Expression analysis revealed that UDCA-LPE exerted profound anti-inflammatory properties in HFD and MCD diet-induced liver injury. Expression of monocyte chemoattractant protein-1 (MCP-1) was up-regulated 3.8-fold, vascular cell adhesion molecule-1 (VCAM-1), was increased 4.6-fold, and TNF-α was elevated 14-fold in HFD mice, Fluorouracil in vivo whereas all three genes were down-regulated nearly to normalization in HFD mice treated with UDCA-LPE (Fig. 5A,C,E). Steatohepatitis due to the MCD diet was accompanied by even higher expression levels: nine-fold for MCP1, 22.3-fold for VCAM1, and 22.6-fold for TNF-α (Fig. 5B,D,F). Nevertheless, administration of UDCA-LPE was capable of markedly decreasing the expression of these proinflammatory

genes by 50%-75% (Fig. 5B,D,F). These results were further confirmed on the protein level for MCP-1 in both mouse models (Supporting Fig. 3). Increased cellular content of the potent lipid mediator LPC has been implicated in different inflammatory diseases. Analysis of hepatic phospholipid composition in lipid extracts showed an abundance of proinflammatory LPC in both HFD and MCD mice with up to two- to five-fold increase

in LPC concentrations, respectively (Fig. 6A,B). In contrast, lipid extracts of liver tissue of HFD and MCD mice administered with UDCA-LPE showed a pronounced decrease in intrahepatic LPC pools down to baseline levels in HFD mice as well as a reduction of LPC by INK 128 order almost one-third in mice on the MCD diet (Fig. 6A,B). In addition to proinflammatory LPC, we studied lipid peroxidation in MCD mice as a consequence of bundant reactive oxygen species (ROS) formation in fatty livers. In contrast to HFD mice, which did not display increased lipid peroxidation (data not shown), our results showed a marked rise in lipid hydroperoxide concentrations by nearly 10-fold in MCD-induced NASH. UDCA-LPE treatment

strongly inhibited the generation of this proinflammatory lipid intermediate, with a decrease in lipid hydroperoxides of 73% (Fig. 6C). NAFLD is characterized by changes in hepatic lipid homeostasis and fatty acid metabolism. Therefore, medchemexpress we aimed to study the expression of genes involved in de novo lipogenesis, triglyceride synthesis, and desaturation of fatty acids.
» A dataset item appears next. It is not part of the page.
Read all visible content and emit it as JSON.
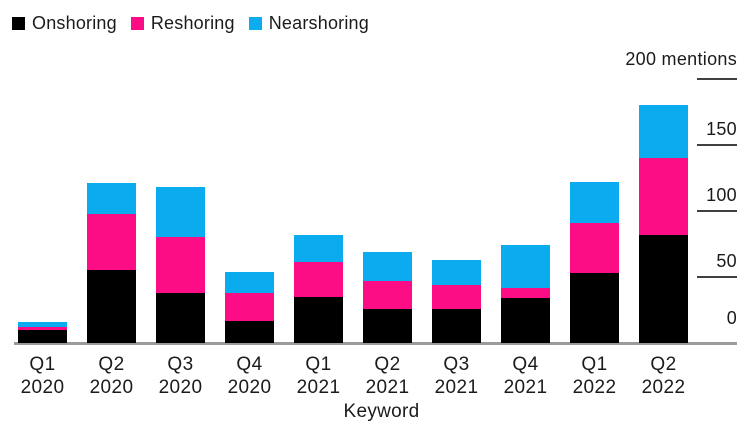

As expected for the HFD model, we found enhanced de novo lipogenesis with up-regulation of acetyl-CoA carboxylase 1 (ACC1), fatty acid synthetase (FASN), and their transcriptional regulator sterol regulatory element binding protein 1c (SREBP1c) (Fig. 7A). In contrast, HFD mice treated with UDCA-LPE showed a decrease in ACC1 and SREBP1c transcripts to levels of control mice, as well as a marked reduction in FASN expression (Fig. 7A) and protein levels (Supporting Fig. 4) of almost 50%. As for the MCD diet, which causes an impairment of de novo lipogenesis,22 UDCA-LPE administration resulted in partial restoration of expression levels of lipogenic genes (Supporting Fig. 5).